Olafur Eliasson: Getty Images for Louis Vuitton
Olafur Eliasson: Getty Images for Louis Vuitton

If you take a stroll in central London this week, you may encounter 30 blocks of glacial ice. They are massive and thousands of years old. Some are transparent, others opaque. Their textures vary, their colours are tones of blue and white. Traces of times long past, in the form of dirt and other natural materials, are encapsulated in the seemingly immobile forms. Put your hand on the ice and feel the cold, smooth surface against your skin. Put your ear to the ice and listen to the crackling noises it produces as it melts. Smell, look — and witness the ecological changes that our world is undergoing.

Why are they here? Displaced. Strangers. Nature at the heart of civilisation. The blocks have travelled: after breaking off the Greenland ice sheet and floating off to sea, they were harvested from the cold waters off the coast of the capital, Nuuk. They journeyed to their present, warmer, location at Bankside, outside Tate Modern, and to the City, in front of Bloomberg’s European headquarters, in containers normally used to transport frozen fish from the Arctic to dinner plates around the world.

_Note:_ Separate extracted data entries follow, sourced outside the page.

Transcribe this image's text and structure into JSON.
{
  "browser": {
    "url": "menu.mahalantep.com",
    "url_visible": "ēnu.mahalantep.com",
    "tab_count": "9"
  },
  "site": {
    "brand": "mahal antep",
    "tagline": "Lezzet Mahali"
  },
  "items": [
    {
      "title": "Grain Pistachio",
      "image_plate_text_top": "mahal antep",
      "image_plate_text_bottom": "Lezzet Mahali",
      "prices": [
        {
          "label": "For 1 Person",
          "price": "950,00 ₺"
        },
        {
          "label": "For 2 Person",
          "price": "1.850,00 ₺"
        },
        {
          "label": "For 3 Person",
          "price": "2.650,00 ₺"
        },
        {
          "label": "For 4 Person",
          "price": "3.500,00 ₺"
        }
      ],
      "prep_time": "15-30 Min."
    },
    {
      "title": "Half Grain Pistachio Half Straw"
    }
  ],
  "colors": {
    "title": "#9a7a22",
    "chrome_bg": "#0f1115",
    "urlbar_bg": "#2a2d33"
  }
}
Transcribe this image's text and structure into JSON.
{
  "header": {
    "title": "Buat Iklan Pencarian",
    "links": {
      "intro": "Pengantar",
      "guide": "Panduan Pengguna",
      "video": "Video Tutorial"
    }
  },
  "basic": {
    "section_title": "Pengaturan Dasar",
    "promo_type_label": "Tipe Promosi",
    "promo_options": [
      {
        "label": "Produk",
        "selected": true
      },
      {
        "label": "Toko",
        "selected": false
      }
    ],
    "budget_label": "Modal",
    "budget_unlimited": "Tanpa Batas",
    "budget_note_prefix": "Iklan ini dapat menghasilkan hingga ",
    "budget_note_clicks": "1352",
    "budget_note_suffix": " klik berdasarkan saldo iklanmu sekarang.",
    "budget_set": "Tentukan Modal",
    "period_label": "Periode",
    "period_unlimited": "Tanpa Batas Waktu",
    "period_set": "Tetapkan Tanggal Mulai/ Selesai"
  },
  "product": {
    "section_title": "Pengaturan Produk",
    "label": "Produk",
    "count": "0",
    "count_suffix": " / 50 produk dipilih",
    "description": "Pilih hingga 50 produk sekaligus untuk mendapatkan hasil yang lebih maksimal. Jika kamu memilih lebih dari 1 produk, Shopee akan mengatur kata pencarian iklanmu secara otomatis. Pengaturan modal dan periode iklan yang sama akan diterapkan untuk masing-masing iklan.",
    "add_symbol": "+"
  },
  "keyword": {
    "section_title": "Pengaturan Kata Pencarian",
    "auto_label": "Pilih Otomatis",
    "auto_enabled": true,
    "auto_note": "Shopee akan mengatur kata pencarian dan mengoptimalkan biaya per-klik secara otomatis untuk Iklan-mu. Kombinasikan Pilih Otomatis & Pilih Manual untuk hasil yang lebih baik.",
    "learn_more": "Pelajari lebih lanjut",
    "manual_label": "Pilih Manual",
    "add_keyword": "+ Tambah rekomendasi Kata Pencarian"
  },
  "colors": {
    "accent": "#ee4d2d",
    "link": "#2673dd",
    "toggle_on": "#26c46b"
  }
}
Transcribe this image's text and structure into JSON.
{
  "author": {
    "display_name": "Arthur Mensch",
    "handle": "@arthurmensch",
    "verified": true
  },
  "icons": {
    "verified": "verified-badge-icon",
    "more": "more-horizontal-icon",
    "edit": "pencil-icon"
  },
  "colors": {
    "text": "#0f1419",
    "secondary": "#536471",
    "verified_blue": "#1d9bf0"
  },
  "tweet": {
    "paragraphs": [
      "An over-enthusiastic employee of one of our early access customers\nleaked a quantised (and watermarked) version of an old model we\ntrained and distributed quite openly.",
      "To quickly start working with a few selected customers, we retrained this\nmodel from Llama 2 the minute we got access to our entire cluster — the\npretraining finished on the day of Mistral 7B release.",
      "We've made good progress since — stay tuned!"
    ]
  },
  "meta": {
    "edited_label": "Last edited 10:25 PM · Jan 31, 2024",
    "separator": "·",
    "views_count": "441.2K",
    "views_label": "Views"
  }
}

Despite their unusual appearance, they are open to contact and suggest you listen to what they have to say. These blocks tell their own story — a story which is also ours. Their melting into the ocean is our world melting.

This is Ice Watch, a public artwork I conceived with geologist Minik Rosing. Ice Watch raises awareness of climate change and explores how feelings of distance and disconnection, of proximity and relevance, hold us back or make us engage.

This October, scientists on the Intergovernmental Panel on Climate Change (IPCC) published their most recent findings and issued a warning: we only have 12 years to limit the impact of global warming. What should we do? Facts still have value for most people, and the facts at hand tell a frightening tale. Yet facts alone are not enough to motivate people; at times they even create the opposite effect. We need to communicate the fact of climate change to hearts as well as heads, to emotions as well as minds.

When it comes to people’s choices for or against taking climate action, we are inclined to stick to what we have, here and now, rather than make changes. Inducing fear does not seem an effective strategy. You can’t live in a perennial state of shock. This is what Ice Watch is about. I am hopeful that we can push for change. To do so, we have to make use of all tools at hand, including art.

Our worries can turn into positive energy. We can become part of the growing group of people who are actually doing something — building a dynamic climate coalition that crosses national borders, cultural differences, and the gap between the old and the young. Maybe Ice Watch can help.